The keepers took advantage of his posture and seized him, he was torn from Katharine, who fell on the floor. She awoke to conciousness, after a long fit of delirium, but she spoke not. She answered not the many kind questions, which some of the spectators put. She accepted not the invitations which they offered, to accompany her home. She looked wildly around. She started back as her eyes fell upon the bench, where the sentence had been pronounced, and where still lay the black cap. But the coachman, who, half-an-hour before, had set her down, at some distance, now appeared and supported her to her carriage. Her kind aunt, when she reached home, watched by her, and consoled her with the thought that the friend who had gone to sue for Dawson’s pardon, might in the end prove successful. She gently chided her for having gone to the court, without her.

The night before the fatal morning was beautiful, even in the cell, and on its grated window, a bird had for a moment alighted, like a messenger of hope. Dawson paced up and down, absorbed in gloomy reflections. He thought of Katharine, and then of Alice. Henceforth they were to be friendless and alone. He knelt down in anguish, and prayed for them fervently, as the two innocent and beautiful sisters. He arose, and placed his hand without the bars, and then, fanned his forehead. Once he had imagined that it was glorious to die as a martyr, for his prince, before all the world; but now, the scene when real, and at hand, had gradually narrowed and narrowed, until in dying, he felt that, save two, he had no one to sympathise with his fate. His fellow prisoners spoke to him, through small apertures in their separate cells; but he was meloncholy and alone. He heard footsteps approaching, and the heavy iron door turned slowly upon its hinges. A gentleman was admitted.

“Oh! Dawson,—no hope, no hope,—art thou prepared?”
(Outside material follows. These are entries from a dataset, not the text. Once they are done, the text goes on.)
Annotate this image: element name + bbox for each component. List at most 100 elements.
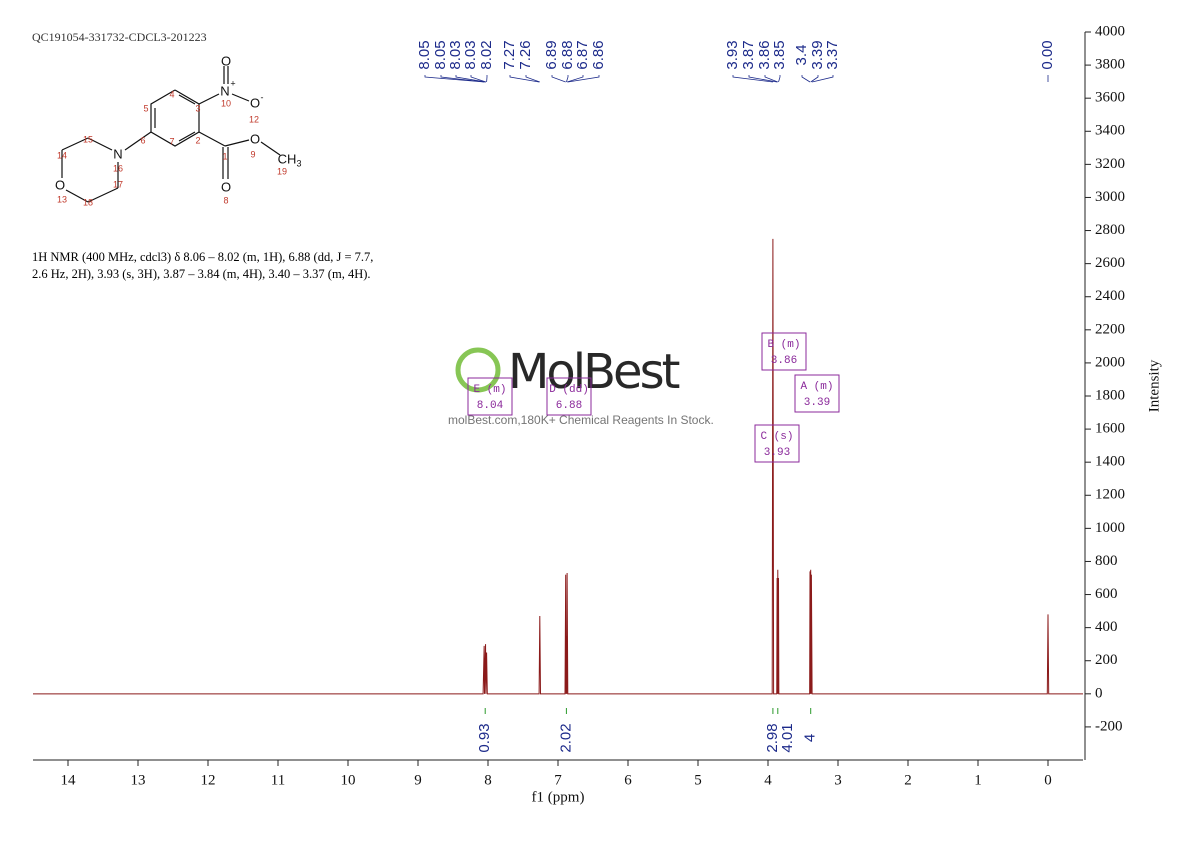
y-tick-label: 1400 <box>1095 454 1125 470</box>
atom-number: 5 <box>143 103 148 113</box>
atom-number: 17 <box>113 179 123 189</box>
bond <box>87 187 119 203</box>
peak-label: 6.88 <box>559 40 576 69</box>
peak-label: 8.03 <box>447 40 464 69</box>
peak-connector <box>470 75 487 83</box>
multiplet-label: C (s) <box>760 431 793 443</box>
atom-number: 12 <box>249 114 259 124</box>
atom-label: 3 <box>296 158 301 168</box>
x-axis-label: f1 (ppm) <box>532 789 585 805</box>
peak-connector <box>812 75 834 83</box>
y-tick-label: 800 <box>1095 553 1118 569</box>
bond <box>124 131 152 151</box>
x-tick-label: 6 <box>624 772 632 788</box>
y-tick-label: 1200 <box>1095 487 1125 503</box>
multiplet-value: 3.86 <box>771 355 797 367</box>
peak-label: 6.86 <box>590 40 607 69</box>
y-tick-label: 4000 <box>1095 23 1125 39</box>
peak-connector <box>748 75 778 83</box>
multiplet-value: 3.39 <box>804 397 830 409</box>
atom-number: 19 <box>277 166 287 176</box>
watermark: MolBest molBest.com,180K+ Chemical Reage… <box>448 344 714 427</box>
multiplet-box <box>754 424 800 463</box>
peak-connector <box>509 75 540 83</box>
integral-label: 0.93 <box>476 723 493 752</box>
peak-label: 8.03 <box>462 40 479 69</box>
y-tick-label: 1000 <box>1095 520 1125 536</box>
watermark-logo: MolBest <box>508 344 680 400</box>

The prisoner looked anxiously upon him who spoke, but as it was twilight, he could not distinguish the features, or the person. He was dressed in black. Dawson started up, and dragged him to the window. He gazed upon Hector McLean!

“My friend!—and is it even so? Your dress is proscribed; no more that of a chieftain.”

“Speak not of me, speak of yourself. It is true I am in mourning weeds, and now no clan can raise the wail of their chieftain.”

“How is Alice?” quickly exclaimed Dawson, but he received no answer. “What! a lover, and knows not of his fair mistress; cannot speak of her, to her brother! Is she well, Sir Hector?”